Неслыханное единоборство! В иные минуты у него скользила нога, в иные – под ним рушилась земля. Сколько раз в своем ожесточенном стремлении к добру совесть душила его и повергала наземь! Сколько раз безжалостная истина становилась ему коленом на грудь! Сколько раз, сраженный светом познания, он молил о пощаде! Сколько раз этот неумолимый свет, зажженный епископом в нем и вокруг него, озарял его против воли, когда он жаждал остаться слепым! Сколько раз в этом бою он выпрямлялся, удерживаясь за скалу, хватаясь за софизм, попирая ногами свою совесть, сколько раз влачился во прахе, сам поверженный ею наземь! Сколько раз, после какой-нибудь хитрой уловки, после вероломного и лицемерного довода, подсказанного эгоизмом, он слышал над ухом голос разгневанной совести: «Это нечестный прием, негодяй!» Сколько раз его непокорная мысль хрипела в судорогах под пятой непререкаемого долга! То было сопротивление богу! То был предсмертный пот! Как много тайных ран, известных ему одному, все еще кровоточило! Как много шрамов и рубцов в его страдальческой жизни! Как часто поднимался он, весь окровавленный, изнемогающий, разбитый и просветленный, с отчаянием в сердце, но с ясным духом. И, побежденный, он сознавал себя победителем. Свалив его с ног, растерзав и сломив, стоявшая над ним совесть, грозная, лучезарная, удовлетворенная, говорила: «Теперь иди с миром!»
Но увы! Какой унылый мир наступал после такой смертельной борьбы!
Жан Вальжан чувствовал, однако, что этой ночью ему предстоит выдержать последний бой.
Перед ним вставал мучительный вопрос.
Предопределения судьбы не всегда ведут человека прямой дорогой; они не простираются ровной, никуда не отклоняющейся стезей перед тем, кому предназначены; там встречаются тупики, закоулки, темные повороты, зловещие перекрестки, откуда разбегается много тропинок. Жан Вальжан стоял теперь на самом опасном из этих перекрестков.
Он стоял у последнего рубежа, у пересечения путей добра и зла. Его глазам открывалось роковое перепутье. И вновь, как уже бывало с ним при иных тягостных обстоятельствах, впереди расстилались две дороги: одна искушала его, другая пугала. Какую же избрать?
На ту, что пугала, посылал его таинственный указующий перст, который является нам всякий раз, когда мы устремляем глаза в неведомое.
Жану Вальжану снова предстоял выбор между страшной гаванью и манящей ловушкой.
Значит, это правда: исцелить душу можно, изменить судьбу – никогда.

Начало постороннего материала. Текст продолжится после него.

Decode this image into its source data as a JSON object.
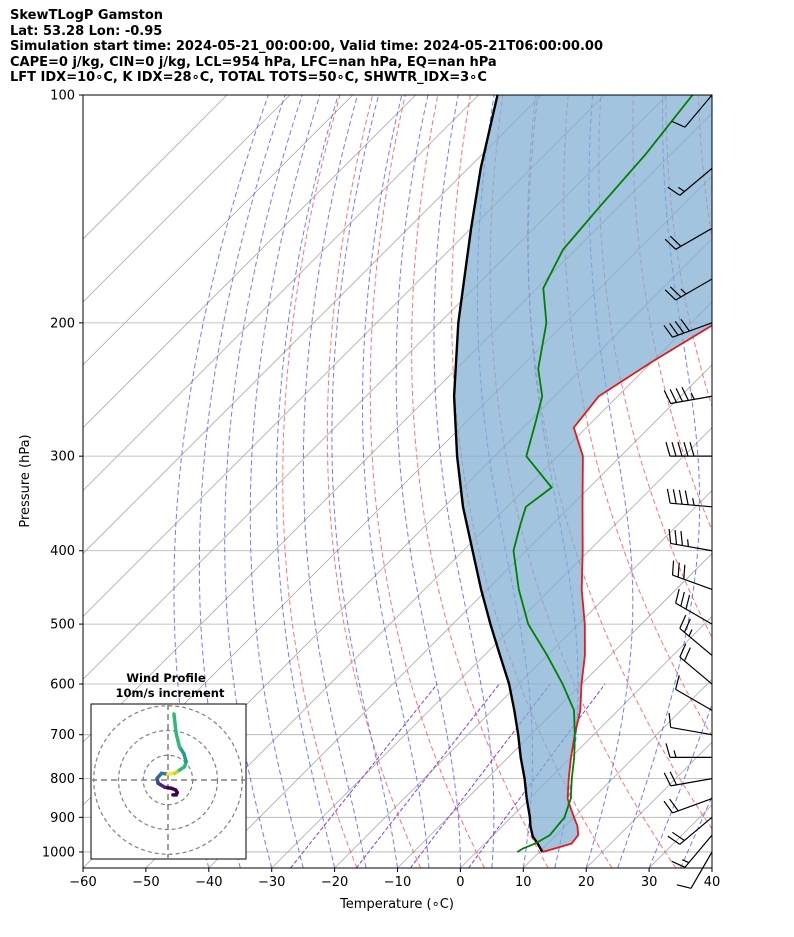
{
  "header": {
    "line1": "SkewTLogP Gamston",
    "line2": "Lat: 53.28   Lon: -0.95",
    "line3": "Simulation start time: 2024-05-21_00:00:00, Valid time: 2024-05-21T06:00:00.00",
    "line4": "CAPE=0 j/kg, CIN=0 j/kg, LCL=954 hPa, LFC=nan hPa, EQ=nan hPa",
    "line5": "LFT IDX=10∘C, K IDX=28∘C, TOTAL TOTS=50∘C, SHWTR_IDX=3∘C"
  },
  "chart_data": {
    "type": "line",
    "title": "SkewTLogP Gamston",
    "xlabel": "Temperature (∘C)",
    "ylabel": "Pressure (hPa)",
    "xlim": [
      -60,
      40
    ],
    "ylim": [
      1050,
      100
    ],
    "y_scale": "log",
    "skew": "isotherms drawn 45 degrees",
    "x_ticks": [
      -60,
      -50,
      -40,
      -30,
      -20,
      -10,
      0,
      10,
      20,
      30,
      40
    ],
    "y_ticks": [
      100,
      200,
      300,
      400,
      500,
      600,
      700,
      800,
      900,
      1000
    ],
    "grid": true,
    "colors": {
      "temperature": "#e41a1c",
      "dewpoint": "#008000",
      "parcel": "#000000",
      "cape_fill": "#7fadd3",
      "isotherm": "#a8a8a8",
      "dry_adiabat": "#ff5a5a",
      "moist_adiabat": "#4a5cff",
      "mixing_ratio": "#8c3cd8"
    },
    "series": [
      {
        "name": "",
        "key": "temperature",
        "pressure": [
          1000,
          975,
          950,
          925,
          900,
          875,
          850,
          800,
          750,
          700,
          650,
          600,
          550,
          500,
          450,
          400,
          350,
          300,
          275,
          250,
          225,
          200,
          175,
          150,
          125,
          100
        ],
        "values": [
          10.5,
          13.8,
          13.5,
          12.0,
          10.0,
          8.0,
          6.0,
          3.0,
          0.0,
          -3.0,
          -6.0,
          -10.0,
          -14.0,
          -19.0,
          -25.0,
          -31.0,
          -38.0,
          -46.0,
          -52.0,
          -53.0,
          -50.0,
          -46.0,
          -46.0,
          -45.0,
          -43.5,
          -43.0
        ]
      },
      {
        "name": "",
        "key": "dewpoint",
        "pressure": [
          1000,
          990,
          975,
          950,
          900,
          850,
          800,
          750,
          700,
          650,
          600,
          550,
          500,
          450,
          400,
          370,
          350,
          330,
          300,
          270,
          250,
          230,
          200,
          180,
          160,
          140,
          120,
          100
        ],
        "values": [
          6.5,
          6.8,
          8.0,
          9.0,
          8.5,
          6.5,
          3.5,
          0.5,
          -3.0,
          -7.0,
          -13.0,
          -20.0,
          -28.0,
          -35.0,
          -42.0,
          -45.0,
          -47.0,
          -46.0,
          -55.0,
          -59.0,
          -62.0,
          -67.0,
          -73.0,
          -79.0,
          -82.0,
          -83.0,
          -84.0,
          -86.0
        ]
      },
      {
        "name": "",
        "key": "parcel",
        "pressure": [
          1000,
          975,
          954,
          925,
          900,
          850,
          800,
          750,
          700,
          650,
          600,
          550,
          500,
          450,
          400,
          350,
          300,
          250,
          200,
          150,
          125,
          100
        ],
        "values": [
          10.5,
          8.4,
          6.5,
          4.5,
          3.0,
          -0.5,
          -4.0,
          -8.0,
          -12.0,
          -16.5,
          -21.5,
          -27.5,
          -34.0,
          -41.0,
          -48.5,
          -57.0,
          -66.0,
          -76.0,
          -87.0,
          -100.0,
          -108.0,
          -117.0
        ]
      }
    ],
    "wind_barbs": {
      "pressure": [
        1000,
        950,
        900,
        850,
        800,
        750,
        700,
        650,
        600,
        550,
        500,
        450,
        400,
        350,
        300,
        250,
        200,
        175,
        150,
        125,
        100
      ],
      "speed_kt": [
        10,
        15,
        20,
        20,
        20,
        15,
        10,
        10,
        20,
        25,
        30,
        30,
        35,
        45,
        50,
        45,
        40,
        25,
        20,
        15,
        10
      ],
      "direction_deg": [
        210,
        220,
        230,
        250,
        260,
        270,
        280,
        300,
        310,
        310,
        300,
        290,
        280,
        275,
        270,
        260,
        250,
        240,
        240,
        230,
        220
      ]
    },
    "hodograph": {
      "title": "Wind Profile",
      "subtitle": "10m/s increment",
      "ring_increment_ms": 10,
      "u": [
        1.5,
        2.5,
        2.8,
        2.3,
        1.0,
        -1.0,
        -3.0,
        -3.3,
        -2.0,
        0.0,
        2.0,
        3.5,
        5.0,
        5.5,
        4.8,
        3.5,
        3.0,
        2.5,
        2.2,
        1.8
      ],
      "v": [
        -4.5,
        -4.5,
        -3.8,
        -3.0,
        -2.5,
        -2.2,
        -1.0,
        0.5,
        2.0,
        1.8,
        2.0,
        3.0,
        4.0,
        5.5,
        8.0,
        10.0,
        12.0,
        14.0,
        16.5,
        20.0
      ]
    },
    "axis_labels_text": {
      "x": "Temperature (∘C)",
      "y": "Pressure (hPa)"
    }
  }
}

Ужасная вещь – неотвратимость судьбы!
Вопрос, возникший перед ним, заключался в следующем:
Как отнесется он, Жан Вальжан, к счастью Козетты и Мариуса? Он сам хотел для них этого счастья, он сам его добился; он сам добровольно пронзил себе сердце этим счастьем и теперь, созерцая дело рук своих, мог испытывать некое удовлетворение, подобно оружейнику, который узнал бы свое клеймо на кинжале, вынимая его, еще дымящимся кровью, из своей груди.
У Козетты был Мариус, Мариус обладал Козеттой. У них было все, даже богатство. И все это создано им одним.
Но что делать с этим счастьем ему, Жану Вальжану, теперь, когда оно достигнуто, когда оно осуществилось? Наложит ли он руку на это счастье? Распорядится ли им, как своею собственностью? Разумеется, Козетта принадлежала другому; но удержит ли за собой он, Жан Вальжан, все, что мог бы удержать? Останется ли он чем-то вроде отца, посещаемого изредка, но чтимого, каким он был до сих пор? Или он спокойно поселится в доме у Козетты? Сложит ли он молча свое прошлое к ногам их будущего? Войдет ли он туда как имеющий на это право и осмелится ли сесть, не снимая маски, у их яркого очага? Будет ли сжимать, улыбаясь, их невинные руки в своих руках обреченного? Поставит ли на решетку у огня в мирной гостиной Жильнормана свои ноги, за которыми тянется позорная тень кандалов? Разделит ли он счастливую судьбу Мариуса и Козетты? Не сгустится ли мрак над его челом, не нависнет ли тень над их головами? Добавит ли он, как третью часть к их счастливой доле, свой горький удел? Станет ли молчать, как прежде? Словом, будет ли играть возле этих счастливцев зловещую, немую роль судьбы?